Discussion
Understanding complex immune interactions during parasitic infections requires tools capable of capturing high-dimensional cellular data. Spectral flow cytometry provides a powerful platform to investigate these host-pathogen interactions. Unlike conventional flow cytometry, which relies on discrete optical filters, spectral cytometry captures the full emission spectrum of each fluorochrome, enabling the simultaneous use and accurate separation of 40-50 or more markers based on their unique spectral signatures. Such high-dimensional multicolour panels offer a comprehensive overview of immune cell composition, activation states, and immune mediators during infection. However, the development of these multiparameter panels requires careful fluorochrome selection to minimize spectral overlap and optimise signal resolution.
We developed and optimised a 39-colour spectral flow cytometry panel designed to widely profile both myeloid (eosinophils, neutrophils, dendritic cells, and macrophages) and lymphoid cells (natural killer cells, αβ T cells, γδ T cells, and B cells), including various activation markers, immune checkpoint molecules, and intracellular cytokines. Fluorochromes were selected based on antigen density, brightness, and spectral overlap, followed by systematic antibody panel optimisation and quality control on a Cytek® Aurora flow cytometer.

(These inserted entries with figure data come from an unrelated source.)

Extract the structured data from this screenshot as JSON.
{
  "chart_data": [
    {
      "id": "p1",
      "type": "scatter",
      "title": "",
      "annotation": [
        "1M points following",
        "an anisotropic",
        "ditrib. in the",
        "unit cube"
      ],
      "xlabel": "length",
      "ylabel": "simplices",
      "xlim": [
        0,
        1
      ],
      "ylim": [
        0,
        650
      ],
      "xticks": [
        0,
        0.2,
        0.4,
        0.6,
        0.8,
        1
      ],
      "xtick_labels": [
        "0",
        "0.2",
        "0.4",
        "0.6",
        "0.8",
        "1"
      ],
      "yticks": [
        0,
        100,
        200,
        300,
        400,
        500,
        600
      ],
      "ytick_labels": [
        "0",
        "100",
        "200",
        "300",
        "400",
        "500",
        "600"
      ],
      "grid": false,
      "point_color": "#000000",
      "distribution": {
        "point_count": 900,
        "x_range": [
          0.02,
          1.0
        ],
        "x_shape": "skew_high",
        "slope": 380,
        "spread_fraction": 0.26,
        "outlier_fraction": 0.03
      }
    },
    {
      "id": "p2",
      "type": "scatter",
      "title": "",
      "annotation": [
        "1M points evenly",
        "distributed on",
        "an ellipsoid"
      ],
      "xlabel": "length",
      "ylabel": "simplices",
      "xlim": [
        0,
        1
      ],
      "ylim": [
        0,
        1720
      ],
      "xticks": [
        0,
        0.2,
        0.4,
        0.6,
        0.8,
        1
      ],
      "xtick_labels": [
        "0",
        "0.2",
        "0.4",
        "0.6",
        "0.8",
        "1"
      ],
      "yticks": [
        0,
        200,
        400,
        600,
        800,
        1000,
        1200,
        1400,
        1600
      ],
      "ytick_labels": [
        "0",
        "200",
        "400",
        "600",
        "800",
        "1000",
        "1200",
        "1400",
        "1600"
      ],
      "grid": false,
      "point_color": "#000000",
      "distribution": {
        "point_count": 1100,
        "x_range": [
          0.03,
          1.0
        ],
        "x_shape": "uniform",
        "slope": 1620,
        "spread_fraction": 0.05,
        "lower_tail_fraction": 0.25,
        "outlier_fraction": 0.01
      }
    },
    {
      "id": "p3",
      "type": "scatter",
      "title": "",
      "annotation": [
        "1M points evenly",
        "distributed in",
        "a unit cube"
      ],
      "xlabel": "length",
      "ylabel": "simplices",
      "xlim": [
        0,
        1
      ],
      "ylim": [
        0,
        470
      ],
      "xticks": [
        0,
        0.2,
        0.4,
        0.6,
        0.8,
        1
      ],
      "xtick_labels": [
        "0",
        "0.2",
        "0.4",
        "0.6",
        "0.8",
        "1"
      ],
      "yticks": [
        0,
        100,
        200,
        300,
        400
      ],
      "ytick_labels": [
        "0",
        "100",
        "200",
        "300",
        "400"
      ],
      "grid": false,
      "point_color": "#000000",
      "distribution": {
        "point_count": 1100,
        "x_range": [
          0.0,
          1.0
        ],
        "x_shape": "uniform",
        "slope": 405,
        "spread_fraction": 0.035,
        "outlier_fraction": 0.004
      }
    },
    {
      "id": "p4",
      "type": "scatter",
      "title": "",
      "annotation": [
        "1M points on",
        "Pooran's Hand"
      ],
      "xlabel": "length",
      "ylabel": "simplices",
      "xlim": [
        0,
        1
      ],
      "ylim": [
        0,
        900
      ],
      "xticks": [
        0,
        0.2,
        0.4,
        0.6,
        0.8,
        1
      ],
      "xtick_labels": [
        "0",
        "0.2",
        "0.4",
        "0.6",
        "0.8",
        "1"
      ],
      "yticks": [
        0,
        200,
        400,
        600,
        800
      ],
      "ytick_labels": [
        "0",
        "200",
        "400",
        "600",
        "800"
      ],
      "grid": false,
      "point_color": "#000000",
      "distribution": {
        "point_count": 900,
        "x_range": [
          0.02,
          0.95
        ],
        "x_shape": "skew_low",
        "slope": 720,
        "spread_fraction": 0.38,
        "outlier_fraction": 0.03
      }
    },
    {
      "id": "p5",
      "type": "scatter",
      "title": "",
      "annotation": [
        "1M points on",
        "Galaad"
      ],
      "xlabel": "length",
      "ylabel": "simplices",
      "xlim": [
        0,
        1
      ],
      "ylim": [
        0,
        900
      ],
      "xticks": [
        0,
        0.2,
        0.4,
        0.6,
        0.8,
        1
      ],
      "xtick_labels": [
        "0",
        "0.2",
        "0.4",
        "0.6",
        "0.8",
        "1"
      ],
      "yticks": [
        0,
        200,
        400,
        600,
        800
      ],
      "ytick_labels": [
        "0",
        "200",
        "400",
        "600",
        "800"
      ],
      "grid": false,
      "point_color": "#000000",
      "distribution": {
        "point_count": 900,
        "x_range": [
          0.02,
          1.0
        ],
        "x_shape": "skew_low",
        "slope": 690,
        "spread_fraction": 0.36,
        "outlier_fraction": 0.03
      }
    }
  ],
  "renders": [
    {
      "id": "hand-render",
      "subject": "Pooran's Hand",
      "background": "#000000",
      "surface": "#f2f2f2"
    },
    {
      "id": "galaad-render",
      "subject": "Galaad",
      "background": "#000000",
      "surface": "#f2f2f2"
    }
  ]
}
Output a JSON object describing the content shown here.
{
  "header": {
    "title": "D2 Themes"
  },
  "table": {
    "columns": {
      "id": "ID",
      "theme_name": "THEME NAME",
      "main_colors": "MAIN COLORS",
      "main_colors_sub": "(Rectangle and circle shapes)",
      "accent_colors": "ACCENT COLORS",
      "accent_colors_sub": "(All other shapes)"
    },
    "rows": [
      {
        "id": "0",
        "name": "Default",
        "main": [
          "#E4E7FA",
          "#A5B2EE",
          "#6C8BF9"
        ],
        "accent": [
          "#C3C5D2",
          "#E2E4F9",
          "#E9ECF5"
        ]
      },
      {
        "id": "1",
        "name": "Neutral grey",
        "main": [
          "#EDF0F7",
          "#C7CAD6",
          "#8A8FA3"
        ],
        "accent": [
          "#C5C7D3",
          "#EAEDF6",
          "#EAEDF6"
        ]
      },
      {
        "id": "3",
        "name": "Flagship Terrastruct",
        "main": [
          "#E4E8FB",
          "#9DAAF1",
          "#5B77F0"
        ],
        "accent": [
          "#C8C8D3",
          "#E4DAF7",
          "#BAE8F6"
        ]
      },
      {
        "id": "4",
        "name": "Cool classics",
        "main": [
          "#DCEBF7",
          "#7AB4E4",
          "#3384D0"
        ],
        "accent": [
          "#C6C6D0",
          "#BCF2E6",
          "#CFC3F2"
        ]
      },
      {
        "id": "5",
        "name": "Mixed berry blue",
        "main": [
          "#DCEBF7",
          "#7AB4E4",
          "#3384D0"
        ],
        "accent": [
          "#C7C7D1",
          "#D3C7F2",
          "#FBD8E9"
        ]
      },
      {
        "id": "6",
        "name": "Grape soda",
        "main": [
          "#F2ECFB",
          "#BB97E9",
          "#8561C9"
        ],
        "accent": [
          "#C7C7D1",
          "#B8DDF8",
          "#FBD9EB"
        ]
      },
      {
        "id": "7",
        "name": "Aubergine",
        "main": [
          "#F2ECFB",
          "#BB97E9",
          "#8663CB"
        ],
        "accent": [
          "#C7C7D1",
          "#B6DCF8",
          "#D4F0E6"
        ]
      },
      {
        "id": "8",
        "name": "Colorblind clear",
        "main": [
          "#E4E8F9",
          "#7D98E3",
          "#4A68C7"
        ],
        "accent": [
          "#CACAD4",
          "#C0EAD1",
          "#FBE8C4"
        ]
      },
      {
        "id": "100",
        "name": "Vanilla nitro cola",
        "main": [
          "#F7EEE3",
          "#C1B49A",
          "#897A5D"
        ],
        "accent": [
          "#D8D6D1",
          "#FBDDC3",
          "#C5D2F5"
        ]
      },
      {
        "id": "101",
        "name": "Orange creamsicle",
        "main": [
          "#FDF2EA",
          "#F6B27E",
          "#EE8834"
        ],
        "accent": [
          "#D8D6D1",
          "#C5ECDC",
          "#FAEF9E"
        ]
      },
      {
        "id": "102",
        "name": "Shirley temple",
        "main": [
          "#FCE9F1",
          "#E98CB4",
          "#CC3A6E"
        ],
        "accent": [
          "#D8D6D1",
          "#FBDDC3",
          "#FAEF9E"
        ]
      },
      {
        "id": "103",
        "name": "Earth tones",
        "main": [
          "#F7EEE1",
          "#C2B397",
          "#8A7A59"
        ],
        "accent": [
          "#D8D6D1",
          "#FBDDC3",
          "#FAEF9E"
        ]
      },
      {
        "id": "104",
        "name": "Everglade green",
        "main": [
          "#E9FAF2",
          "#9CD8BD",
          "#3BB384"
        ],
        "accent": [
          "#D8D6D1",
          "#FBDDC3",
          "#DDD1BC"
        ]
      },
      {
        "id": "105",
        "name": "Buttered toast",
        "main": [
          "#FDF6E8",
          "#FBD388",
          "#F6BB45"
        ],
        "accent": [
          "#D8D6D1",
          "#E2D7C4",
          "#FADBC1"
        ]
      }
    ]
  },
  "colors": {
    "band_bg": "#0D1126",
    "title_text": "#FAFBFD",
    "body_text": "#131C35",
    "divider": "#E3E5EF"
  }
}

This panel was specifically designed for use in infection models of trypanosomiasis, leishmaniasis and malaria, caused by the major protozoan genera Trypanosoma, Leishmania, and Plasmodium, respectively. These pathogens elicit highly distinct yet overlapping immune responses, making them ideal for comparative immunological analyses. This 39-colour panel enables comprehensive immune profiling across these infection models, facilitating the identification of shared and pathogen-specific host immune pathways. Its robust and flexible design makes it a versatile platform for investigating a broad range of parasitic infections, with potential applicability to other disease models.